Страница, лежавшая снизу, оказалась больничной выпиской шестимесячной давности, в которой были подробно описаны его увечья и их причина. В этом не было никакой логики: он пострадал при пожаре, возникшем после падения бомбы на Уоррингтон-кресент в Лондоне.
Вторая бумага оказалась письмом из военного ведомства, датированным несколькими месяцами ранее. Это было предупреждение, что если он не явится на призывной пункт в течение недели, это будет расцениваться как дезертирство и преследоваться в соответствии с действующим законодательством.
А третья бумага, на самом верху – это было письмо.
Я просто сидела, держа бумаги в руках. И когда Джеймс зашел в дом, я не попыталась их спрятать.
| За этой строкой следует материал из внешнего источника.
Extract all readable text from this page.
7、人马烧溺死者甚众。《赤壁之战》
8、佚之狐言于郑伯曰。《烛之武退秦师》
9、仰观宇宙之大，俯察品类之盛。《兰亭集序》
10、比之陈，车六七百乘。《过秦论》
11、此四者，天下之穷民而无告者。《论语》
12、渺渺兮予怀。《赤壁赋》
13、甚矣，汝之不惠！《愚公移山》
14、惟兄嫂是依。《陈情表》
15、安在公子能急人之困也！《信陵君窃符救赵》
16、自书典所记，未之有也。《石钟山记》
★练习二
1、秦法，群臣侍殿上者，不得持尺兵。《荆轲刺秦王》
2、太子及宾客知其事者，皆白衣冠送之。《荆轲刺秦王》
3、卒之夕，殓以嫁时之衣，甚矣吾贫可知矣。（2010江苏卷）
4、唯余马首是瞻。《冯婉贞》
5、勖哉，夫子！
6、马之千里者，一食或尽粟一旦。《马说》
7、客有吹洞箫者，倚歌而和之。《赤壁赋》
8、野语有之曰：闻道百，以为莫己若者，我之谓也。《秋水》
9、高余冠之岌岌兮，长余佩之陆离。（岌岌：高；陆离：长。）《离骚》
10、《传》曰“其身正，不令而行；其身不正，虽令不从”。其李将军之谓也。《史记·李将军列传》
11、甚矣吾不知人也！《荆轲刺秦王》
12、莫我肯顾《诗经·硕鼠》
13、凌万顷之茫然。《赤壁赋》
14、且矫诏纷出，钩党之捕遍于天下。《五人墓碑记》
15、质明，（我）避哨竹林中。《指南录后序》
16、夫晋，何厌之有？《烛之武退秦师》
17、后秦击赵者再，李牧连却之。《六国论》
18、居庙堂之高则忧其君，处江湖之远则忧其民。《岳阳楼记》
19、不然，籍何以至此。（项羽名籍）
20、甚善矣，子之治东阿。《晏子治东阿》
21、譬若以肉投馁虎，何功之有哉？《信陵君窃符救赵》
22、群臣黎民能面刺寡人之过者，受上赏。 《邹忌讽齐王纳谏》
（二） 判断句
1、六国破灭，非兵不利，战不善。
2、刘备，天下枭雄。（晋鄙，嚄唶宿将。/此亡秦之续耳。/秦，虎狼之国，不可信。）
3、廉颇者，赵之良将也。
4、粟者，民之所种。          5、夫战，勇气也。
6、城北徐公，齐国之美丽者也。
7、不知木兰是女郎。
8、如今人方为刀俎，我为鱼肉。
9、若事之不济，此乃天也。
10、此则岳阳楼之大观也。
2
Он увидел меня и застыл на пороге.
– Ты не был на войне? – спросила я.
Он немного ссутулился и, кажется, стал ниже ростом.
– Нет.
Я сделала глубокий вдох, пытаясь собраться с мыслями.
– Ты прячешься здесь, потому что не хочешь попасть в тюрьму?
– Да.
– Значит, ты трус?
Он открыл рот, чтобы что-то сказать, но не стал ничего говорить.
– Тедди мертв, – проговорила я тусклым, безжизненным голосом, – потому что он поступил правильно. А ты жив, потому что повел себя подло.
Я так сильно сжимала письмо в руке, что оно стало рваться на сгибах.
Он опустил голову и сказал:
– Мне было страшно.
Тогда я еще не осознала смысла этих слов, но даже если бы и осознала, это уже не имело бы значения. Я только чувствовала, как у меня в ушах шумит кровь.
– Я хочу, чтобы ты убрался отсюда, – сказала я. – Это очевидно.
Он долго молчал, а потом просто сказал:
– Хорошо.
– К завтрашнему утру. – Я положила бумаги на пол, встала и прошла мимо него, на ходу вырвав фонарь у него из рук.
– Конечно.
Я была совершенно спокойна. Я на него не смотрела, я не торопилась. Я просто вышла за дверь и направилась к дому.
Я шла по прямой, не обращая внимания на ветки, мешавшие проходу, так что до дома я добралась вся в царапинах и порезах.
Я набрала самую горячую ванну, которую только сумела выдержать, и вот сейчас я пишу тебе это письмо, сидя в ванне и еле удерживая на коленях книгу, которую подложила под лист, и от горячей воды у меня пощипывает все порезы.
И я все думаю – как будто мне больше не о чем думать, как будто это имеет значение, – почему Джеймс держал вместе с бумагами все эти перья и листья?
Вода в ванной уже остыла, но, прежде чем я пойду к себе наверх, мне надо еще кое-что написать. Это вопрос к тебе.
В свое время я знала мальчика, который во всех других отношениях был очень умен, но искренне верил, что драконы существуют на самом деле. Верил до тех пор, пока не упомянул об этом при учительнице, и она над ним посмеялась, и он понял, каким был дурачком. Это напоминает меня и пещеру святого Грааля. Все эти годы я верила, что ты в самом деле нашла Грааль. Даже когда я над этим подшучивала, я все равно верила. Теперь-то я понимаю, какой была глупой. И вот мой вопрос: почему ты соврала мне, Бет? Почему ты при каждой возможности начинала указывать мне на мои недостатки? Почему ты всегда мне говорила, что я люблю командовать, тогда как я просто считала себя сильной личностью? И вот я гадаю: тот ли ты человек, каким я тебя помню? Может быть, ты никогда такой и не была?
Но это неважно. Я сейчас выхожу из ванной и иду собирать вещи. С утра пораньше, по дороге на станцию, я брошу это письмо в почтовый ящик. Завтра утром я покидаю Саутгемптон.
Я не знаю, получишь ты это письмо до того, как я приеду, или уже после. Я не знаю, будешь ты ждать меня или нет, когда я сяду в поезд, идущий на запад. У меня так много вопросов. И самый главный из них: будешь ли ты рада меня видеть?
С любовью,
Адри. Часть II
Глава 4
Ярко-оранжевый краешек солнца уже показался над плоским горизонтом. Адри вяло пролистывала страницы дневника и перебирала листочки писем Ленор. Где-то должно быть окончание, которое она пропустила. Дневник обрывался внезапно. И письма Ленор явно были не в полном комплекте. Куда подевались те письма, которые так расстроили Кэтрин? О чем в них говорилось?
– Что это, розыгрыш? – прошептала она.